Florence Griffith-Joyner 10.91 Evelyn Ashford 11.14 Marlies Göhr 11.30 (wind : +1.4 m/s) Toshiba International Super Meet, Tokyo, October 7, 1988 (Flo-Jo & Göhr's last race). This race was after Olympic Seoul 1988...
Carl Lewis and Florence Griffith Joyner, both multiple gold...
By MIKE COLLETT, UPI Sports Writer
TOKYO -- Carl Lewis and Florence Griffith Joyner, both multiple gold medalists at the Seoul Olympics, closed the 1988 track and field season with easy 100-meter victories Saturday night in heavy rain at the Toshiba International Super Meet.
Griffith-Joyner, who won three golds and a silver at South Korea, got a flying start in her shocking pink one-legged outfit with a shimmering black bikini bottom. She won the 100 meters in 10.91 seconds, well outside her world record 10.49 but far ahead of Olympic silver medalist Evelyn Ashford (11.14) and East German Marlies Goehr (11.30).
Lewis had been slated to run against Ben Johnson before the Canadian was disqualified from the Olympics and banned from track and field for failing a drug test in Seoul. Lewis breezed to victory in 10.09 seconds, ahead of fellow American Dennis Mitchell, fourth in the Olympic final.
Lewis, who also won the long jump gold and the 200 meters silver in Seoul, was responsible for the first of the two false starts, and was down after 20 meters, but won easily.
Griffith Joyner was a meter ahead after only 20 meters, but Ashford closed the gap briefly. The Olympic champion then accelerated away in the rain.
She presented Goehr with a bouquet after the race to mark the East German's retirement after a 12-year career.
Both Lewis and Griffith-Joyner were greeted like rock stars by the crowd, which braved five hours of driving rain and a largely mediocre meet to see them run in the last two events of the night.
Olympic 110-meter hurdles champion Roger Kingdom of the United States ended his season with a victory over Olympic silver medalist Colin Jackson of Britain and bronze medalist Tonie Campbell of the United States in a repeat of the Olympic final finish.
Conditions were so bad at the National Stadium, built for the 1964 Olympic Games and site of the 1991 World Championships, that the pole vault competition was cancelled.
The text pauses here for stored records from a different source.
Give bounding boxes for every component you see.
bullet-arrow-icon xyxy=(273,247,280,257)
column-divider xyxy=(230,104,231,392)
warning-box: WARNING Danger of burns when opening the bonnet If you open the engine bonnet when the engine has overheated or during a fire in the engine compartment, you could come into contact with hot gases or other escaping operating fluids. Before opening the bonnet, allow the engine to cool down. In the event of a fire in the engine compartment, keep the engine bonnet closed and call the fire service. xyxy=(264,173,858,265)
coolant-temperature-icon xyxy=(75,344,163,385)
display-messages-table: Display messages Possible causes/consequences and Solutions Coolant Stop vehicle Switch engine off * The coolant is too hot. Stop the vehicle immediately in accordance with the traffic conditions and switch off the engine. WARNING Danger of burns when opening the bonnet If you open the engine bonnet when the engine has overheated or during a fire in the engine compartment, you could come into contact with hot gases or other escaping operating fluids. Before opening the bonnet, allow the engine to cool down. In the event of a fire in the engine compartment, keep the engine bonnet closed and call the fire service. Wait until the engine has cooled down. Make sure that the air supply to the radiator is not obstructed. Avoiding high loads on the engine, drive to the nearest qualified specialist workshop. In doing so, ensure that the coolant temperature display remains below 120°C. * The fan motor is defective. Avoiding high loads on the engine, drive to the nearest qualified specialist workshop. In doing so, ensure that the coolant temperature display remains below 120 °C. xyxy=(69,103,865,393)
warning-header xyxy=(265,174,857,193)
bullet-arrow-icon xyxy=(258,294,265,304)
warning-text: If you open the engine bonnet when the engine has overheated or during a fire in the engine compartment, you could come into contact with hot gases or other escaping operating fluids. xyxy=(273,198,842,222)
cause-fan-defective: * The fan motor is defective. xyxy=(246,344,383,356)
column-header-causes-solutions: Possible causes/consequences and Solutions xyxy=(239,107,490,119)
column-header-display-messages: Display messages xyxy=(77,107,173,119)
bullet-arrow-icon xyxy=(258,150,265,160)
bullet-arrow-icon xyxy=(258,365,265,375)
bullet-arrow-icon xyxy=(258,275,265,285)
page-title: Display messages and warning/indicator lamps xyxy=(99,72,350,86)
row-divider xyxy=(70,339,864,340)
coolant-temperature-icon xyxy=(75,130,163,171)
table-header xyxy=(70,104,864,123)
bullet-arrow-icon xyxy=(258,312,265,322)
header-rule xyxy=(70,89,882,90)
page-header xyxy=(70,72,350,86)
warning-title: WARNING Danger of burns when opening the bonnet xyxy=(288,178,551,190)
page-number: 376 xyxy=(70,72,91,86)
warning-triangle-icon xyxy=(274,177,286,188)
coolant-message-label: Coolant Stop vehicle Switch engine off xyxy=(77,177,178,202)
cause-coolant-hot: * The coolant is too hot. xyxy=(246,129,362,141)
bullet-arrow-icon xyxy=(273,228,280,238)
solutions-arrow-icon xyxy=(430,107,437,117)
The hammer cage was dismantled as soon as that event ended, and the high jump, long jump and triple jump runways were continually rolled to make the approaches safe.
The meet, the final major event of the season, had been in doubt all week because of the weather and because of Emperor Hirohito's illness.
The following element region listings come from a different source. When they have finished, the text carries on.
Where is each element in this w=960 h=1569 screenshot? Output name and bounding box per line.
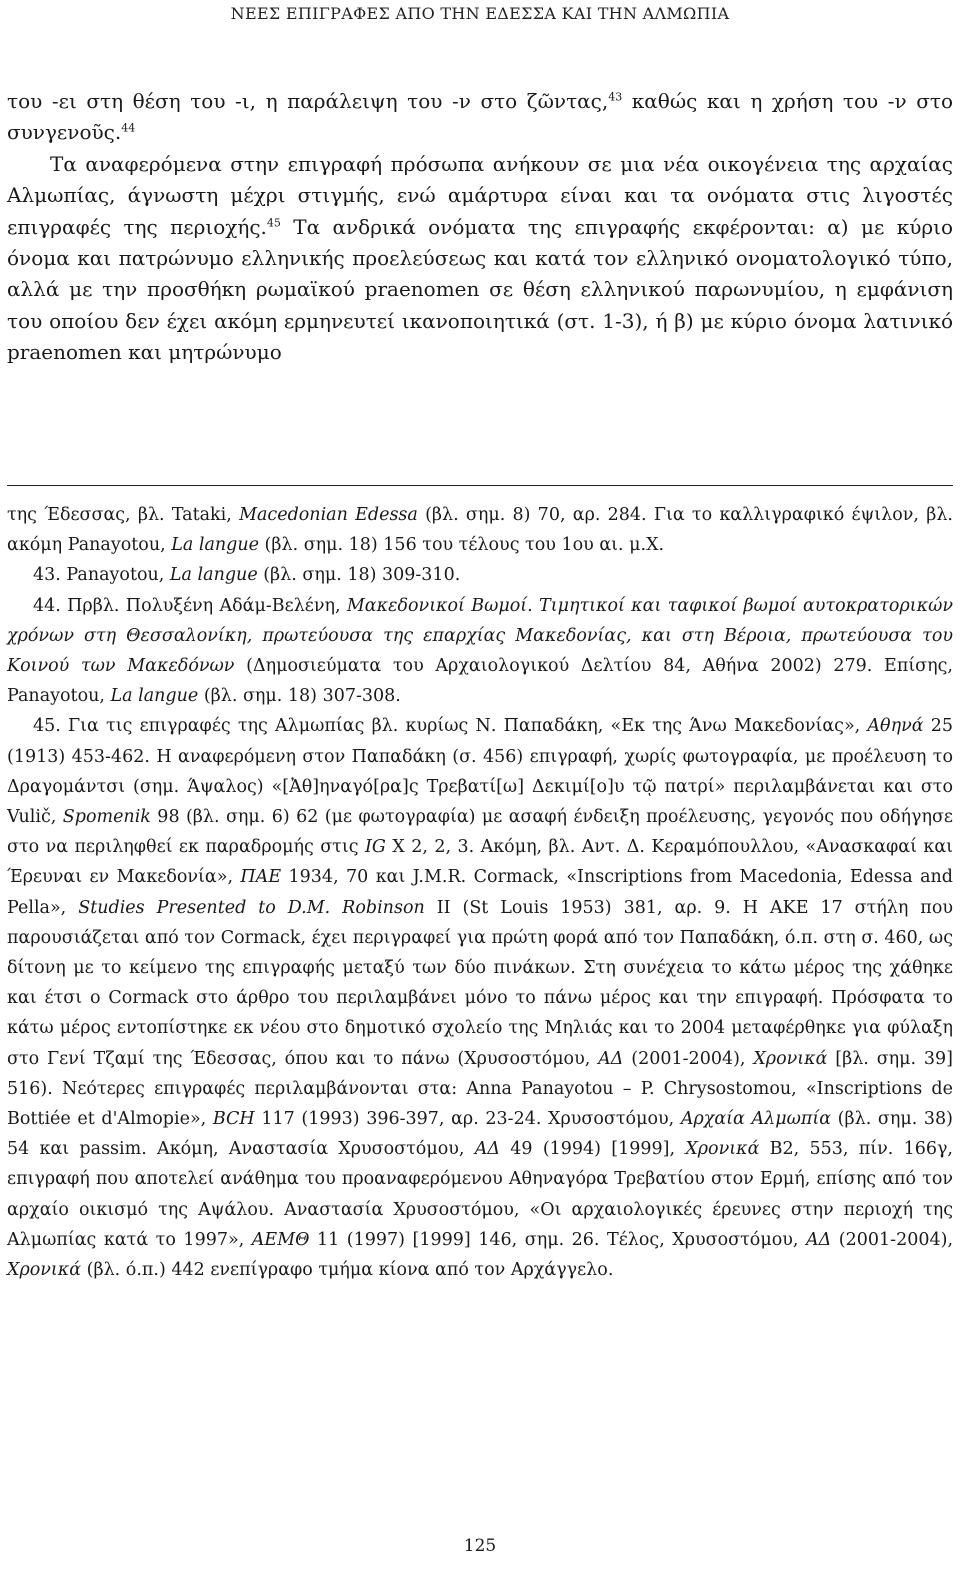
fn45-i2: Spomenik [62, 807, 151, 828]
fn45-i14: Χρονικά [7, 1260, 82, 1281]
fn44-text-c: (βλ. σημ. 18) 307-308. [198, 686, 401, 707]
fn45-i12: ΑΕΜΘ [251, 1229, 310, 1250]
fn45-t8: [βλ. σημ. 39] 516). Νεότερες επιγραφές περιλαμβάνονται στα: Anna Panayotou – P. Chrysostomou, «Inscriptions de Bottiée et d'Almopie», [7, 1048, 953, 1130]
footnote-45 [7, 711, 953, 1285]
fn43-text-b: (βλ. σημ. 18) 309-310. [257, 565, 461, 586]
fn-cont-text-b: (βλ. σημ. 8) 70, αρ. 284. Για το καλλιγραφικό έψιλον, βλ. ακόμη Panayotou, [7, 505, 953, 556]
paragraph-2-text-a: Τα αναφερόμενα στην επιγραφή πρόσωπα ανήκουν σε μια νέα οικογένεια της αρχαίας Αλμωπίας, άγνωστη μέχρι στιγμής, ενώ αμάρτυρα είναι και τα ονόματα στις λιγοστές επιγραφές της περιοχής. [7, 151, 953, 239]
page-number: 125 [463, 1536, 497, 1556]
fn43-text-a: 43. Panayotou, [33, 565, 170, 586]
paragraph-2 [7, 149, 953, 369]
fn45-i13: ΑΔ [805, 1229, 832, 1250]
fn44-title-a: Μακεδονικοί Βωμοί. Τιμητικοί και ταφικοί βωμοί αυτοκρατορικών χρόνων στη Θεσσαλονίκη, πρωτεύουσα της επαρχίας Μακεδονίας, και στη Βέροια, πρωτεύουσα του Κοινού των Μακεδόνων [7, 595, 953, 677]
footnote-ref-45[interactable]: 45 [266, 215, 281, 229]
fn45-t11: 49 (1994) [1999], [500, 1139, 686, 1160]
paragraph-1-text-b: καθώς και η χρήση του -ν στο συνγενοῦς. [7, 89, 953, 145]
fn-cont-text-a: της Έδεσσας, βλ. Tataki, [7, 505, 240, 525]
fn45-t13: 11 (1997) [1999] 146, σημ. 26. Τέλος, Χρυσοστόμου, [309, 1229, 806, 1250]
fn45-i1: Αθηνά [867, 716, 924, 737]
footnote-ref-43[interactable]: 43 [608, 90, 623, 104]
fn-cont-title-a: Macedonian Edessa [239, 505, 418, 525]
fn45-i4: ΠΑΕ [240, 867, 282, 888]
footnote-43 [7, 560, 953, 590]
main-text [7, 86, 953, 369]
fn43-title: La langue [169, 565, 258, 586]
fn45-i10: ΑΔ [474, 1139, 500, 1160]
fn45-t3: 98 (βλ. σημ. 6) 62 (με φωτογραφία) με ασαφή ένδειξη προέλευσης, γεγονός που οδήγησε στο να περιληφθεί εκ παραδρομής στις [7, 807, 953, 858]
footnote-separator [7, 485, 953, 486]
fn44-title-b: La langue [110, 686, 199, 707]
fn44-text-b: (Δημοσιεύματα του Αρχαιολογικού Δελτίου 84, Αθήνα 2002) 279. Επίσης, Panayotou, [7, 656, 953, 707]
fn45-t7: (2001-2004), [623, 1048, 754, 1069]
fn45-i9: Αρχαία Αλμωπία [680, 1109, 832, 1130]
fn45-t9: 117 (1993) 396-397, αρ. 23-24. Χρυσοστόμου, [254, 1109, 681, 1130]
fn45-i5: Studies Presented to D.M. Robinson [78, 897, 425, 918]
paragraph-2-text-b: Τα ανδρικά ονόματα της επιγραφής εκφέρονται: α) με κύριο όνομα και πατρώνυμο ελληνικής προελεύσεως και κατά τον ελληνικό ονοματολογικό τύπο, αλλά με την προσθήκη ρωμαϊκού praenomen σε θέση ελληνικού παρωνυμίου, η εμφάνιση του οποίου δεν έχει ακόμη ερμηνευτεί ικανοποιητικά (στ. 1-3), ή β) με κύριο όνομα λατινικό praenomen και μητρώνυμο [7, 214, 953, 365]
paragraph-1 [7, 86, 953, 149]
fn45-i6: ΑΔ [598, 1048, 624, 1069]
footnote-ref-44[interactable]: 44 [121, 121, 136, 135]
fn-cont-text-c: (βλ. σημ. 18) 156 του τέλους του 1ου αι. μ.Χ. [258, 535, 665, 556]
footnotes [7, 500, 953, 1285]
fn45-t10: (βλ. σημ. 38) 54 και passim. Ακόμη, Αναστασία Χρυσοστόμου, [7, 1109, 953, 1160]
fn45-t2: 25 (1913) 453-462. Η αναφερόμενη στον Παπαδάκη (σ. 456) επιγραφή, χωρίς φωτογραφία, με προέλευση το Δραγομάντσι (σημ. Άψαλος) «[Ἀθ]ηναγό[ρα]ς Τρεβατί[ω] Δεκιμί[ο]υ τῷ πατρί» περιλαμβάνεται και στο Vulič, [7, 716, 953, 828]
fn45-t15: (βλ. ό.π.) 442 ενεπίγραφο τμήμα κίονα από τον Αρχάγγελο. [81, 1260, 614, 1281]
footnote-44 [7, 591, 953, 712]
fn45-t4: X 2, 2, 3. Ακόμη, βλ. Αντ. Δ. Κεραμόπουλλου, «Ανασκαφαί και Έρευναι εν Μακεδονία», [7, 837, 953, 888]
fn45-t5: 1934, 70 και J.M.R. Cormack, «Inscriptions from Macedonia, Edessa and Pella», [7, 867, 953, 918]
running-head: ΝΕΕΣ ΕΠΙΓΡΑΦΕΣ ΑΠΟ ΤΗΝ ΕΔΕΣΣΑ ΚΑΙ ΤΗΝ ΑΛΜΩΠΙΑ [230, 4, 730, 23]
fn45-i3: IG [364, 837, 386, 858]
paragraph-1-text-a: του -ει στη θέση του -ι, η παράλειψη του -ν στο ζῶντας, [7, 89, 609, 113]
fn45-i8: BCH [212, 1109, 255, 1130]
fn45-t14: (2001-2004), [831, 1229, 954, 1250]
fn45-i11: Χρονικά [685, 1139, 760, 1160]
fn45-t6: II (St Louis 1953) 381, αρ. 9. Η ΑΚΕ 17 στήλη που παρουσιάζεται από τον Cormack, έχει περιγραφεί για πρώτη φορά από τον Παπαδάκη, ό.π. στη σ. 460, ως δίτονη με το κείμενο της επιγραφής μεταξύ των δύο πινάκων. Στη συνέχεια το κάτω μέρος της χάθηκε και έτσι ο Cormack στο άρθρο του περιλαμβάνει μόνο το πάνω μέρος και την επιγραφή. Πρόσφατα το κάτω μέρος εντοπίστηκε εκ νέου στο δημοτικό σχολείο της Μηλιάς και το 2004 μεταφέρθηκε για φύλαξη στο Γενί Τζαμί της Έδεσσας, όπου και το πάνω (Χρυσοστόμου, [7, 897, 953, 1069]
fn45-t12: Β2, 553, πίν. 166γ, επιγραφή που αποτελεί ανάθημα του προαναφερόμενου Αθηναγόρα Τρεβατίου στον Ερμή, επίσης από τον αρχαίο οικισμό της Αψάλου. Αναστασία Χρυσοστόμου, «Οι αρχαιολογικές έρευνες στην περιοχή της Αλμωπίας κατά το 1997», [7, 1139, 953, 1250]
fn45-i7: Χρονικά [753, 1048, 828, 1069]
fn45-t1: 45. Για τις επιγραφές της Αλμωπίας βλ. κυρίως Ν. Παπαδάκη, «Εκ της Άνω Μακεδονίας», [33, 716, 868, 737]
footnote-continuation [7, 500, 953, 560]
fn-cont-title-b: La langue [171, 535, 259, 556]
fn44-text-a: 44. Πρβλ. Πολυξένη Αδάμ-Βελένη, [33, 595, 347, 616]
The meet featured 16 Olympic gold medalists -- although Sergei Bubka's pole vault was scrapped -- and a total of 77 athletes from 23 countries who won a total of 56 medals in Seoul.
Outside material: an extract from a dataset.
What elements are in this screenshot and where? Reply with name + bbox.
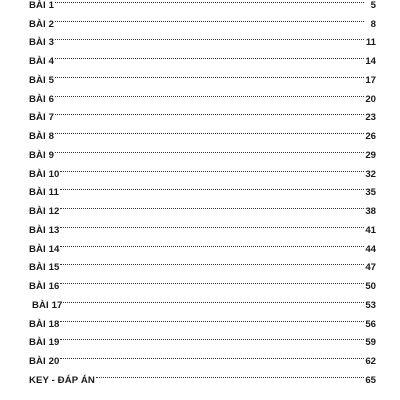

About 35,000 fans, half the capacity, sat under umbrellas beneath heavy grey skies.
'Rain? It was like swimming out there,' said Patrik Sjoberg, who beat Olympic champion Gennadiy Avdeenko of the Soviet Union in the high jump. 'It was dangerous to run too fast in the conditions and I only took a five step run-up instead of eight.'
Despite the conditions, East German Olympic champion Petra Felke produced the fourth best throw of all time to win the javelin at 77.52 meters (254-feet, 4-inches) -- more than 22 meters ahead of second placed Chou Li of China, and almost three meters more than her winning throw in Seoul.
Czechoslovak Jan Zelezny, the world record holder and Olympic silver medalist, won the men's javelin. Joe Deloach, the Olympic 200 meters champion, won the event in 20.46 seconds, ahead of Calvin Smith (20.56), Robson da Silva (20.59) and Steve Lewis (21.11).
Andre Phillips, who won the Olympic 400-meters hurdles title, battled all the way to the finish line to beat American Kevin Young in 48.76 seconds.
Young clocked 48.80 and Amadou Dia Ba of Senegal, who was second in South Korea, finished third in 50.94.
There were routine wins for a quartet of Soviets -- 10,000 meter Olympic champion Olga Bondarenko (31:46.72), Olympic long jump bronze medalist Galina Chistiakova, (6.88 meters), Olympic hammer gold medalist Sergei Litvinoff (81.74 meters) and 3000 meters champion Tatiana Samolenko, who won the 1500 meters in 4:07.34.
Yordanka Donkova of Bulgaria, the world champion and world record holder over the women's high hurdles, beat Jackie Joyner-Kersee, the Olympic long jump and heptathlon champion, in 12.60 seconds.
Olympic champion Olga Bryzgina of the Soviet Union won the women's 400 meters in 50.94 seconds, just ahead of 1984 Olympic champion Valerie Brisco of the United States, who clocked 51.01.
Olga Nazarlva of the Soviet Union, who won the bronze in Seoul, finished third in 51.08.
Olympic bronze medalist Kim Gallagher won the women's 800 meters, the first track event of the meet, in 1:58.71.